The defender argued that the adjudicator’s failure to canvass the relevant dates with the parties and the subsequent lack of opportunity to address him on the dates lead to a material breach of natural justice, in that it prevented them the chance to present a time bar argument. The defence submitted the adjudicator had ‘gone off on a frolic of his own’ and they had ‘no inkling’ that those dates would be considered, let alone settled upon. The pursuer disputed this position, arguing that not only were parties given an opportunity to address the adjudicator on his findings, but also that adjudicators have ‘significant leeway’ and thus are entitled to take an intermediate position.

Judgement

The judgement itself focuses around the ‘common theme… that the procedure adopted by the adjudicator must be fair’. The key question is whether the adjudicator did indeed adopt an intermediate decision, or if he adopted a novel approach on a significant issue, whilst depriving the parties of the opportunity to state their views.
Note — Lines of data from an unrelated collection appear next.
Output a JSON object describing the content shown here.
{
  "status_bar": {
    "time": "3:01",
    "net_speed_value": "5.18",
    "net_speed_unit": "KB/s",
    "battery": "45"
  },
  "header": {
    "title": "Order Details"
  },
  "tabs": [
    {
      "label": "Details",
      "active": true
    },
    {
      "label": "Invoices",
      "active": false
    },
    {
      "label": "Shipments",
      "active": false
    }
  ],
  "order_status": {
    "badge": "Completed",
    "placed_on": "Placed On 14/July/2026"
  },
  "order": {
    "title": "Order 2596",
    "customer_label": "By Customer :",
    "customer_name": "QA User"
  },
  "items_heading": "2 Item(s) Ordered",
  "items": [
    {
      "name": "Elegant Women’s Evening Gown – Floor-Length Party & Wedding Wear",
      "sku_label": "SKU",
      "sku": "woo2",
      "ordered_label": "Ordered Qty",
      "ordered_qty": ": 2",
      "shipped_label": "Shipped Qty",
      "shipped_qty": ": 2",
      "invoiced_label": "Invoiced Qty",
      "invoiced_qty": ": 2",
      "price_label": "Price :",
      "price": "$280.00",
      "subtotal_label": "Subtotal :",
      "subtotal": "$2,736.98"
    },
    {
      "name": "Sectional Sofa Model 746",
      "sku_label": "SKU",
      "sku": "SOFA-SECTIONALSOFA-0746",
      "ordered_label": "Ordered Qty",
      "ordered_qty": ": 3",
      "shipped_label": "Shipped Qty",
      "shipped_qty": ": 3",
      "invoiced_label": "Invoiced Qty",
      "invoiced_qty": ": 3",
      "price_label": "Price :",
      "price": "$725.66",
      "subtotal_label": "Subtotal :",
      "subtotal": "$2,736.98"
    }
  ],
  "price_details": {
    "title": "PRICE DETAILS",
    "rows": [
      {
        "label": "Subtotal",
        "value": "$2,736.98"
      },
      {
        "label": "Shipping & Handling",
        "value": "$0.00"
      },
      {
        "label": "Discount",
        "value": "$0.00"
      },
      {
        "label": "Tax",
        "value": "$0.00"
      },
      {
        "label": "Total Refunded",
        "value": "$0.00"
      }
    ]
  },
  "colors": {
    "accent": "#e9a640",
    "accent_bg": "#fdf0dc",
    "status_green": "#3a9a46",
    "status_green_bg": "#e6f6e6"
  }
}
The Court found that it was the adoption of a new, and earlier, critical date, which takes the case into a novel sphere. The adjudicator, having settled on a different baseline, and then on an earlier critical date, was required, in the interests of fairness, to allow the parties a further opportunity to address him on those facts. This would have allowed the defender an opportunity to explore a time-bar argument; as noted above, it is irrelevant as to whether this argument would have succeeded; the breach was the fact that the defender was deprived of the opportunity of exploring it. As a result, the judge found there had been a breach of natural justice and subsequently that the adjudicator’s decision could not stand.
Comment

It is difficult for parties to challenge adjudicators’ decisions, especially on grounds of natural justice. This decision does provide a ground to do so – of particular importance is that adjudicators need to balance their capability of reaching an independent decision with the requirements not to go out on a frolic of their own. As always with decisions from Scotland, they are persuasive rather than binding on the English courts; however, the reasoning in this case is, we believe, likely to be followed if similar facts arose in an English case.

Justin Mendelle is a Senior Partner and Head of Construction at Sharpe Pritchard LLP.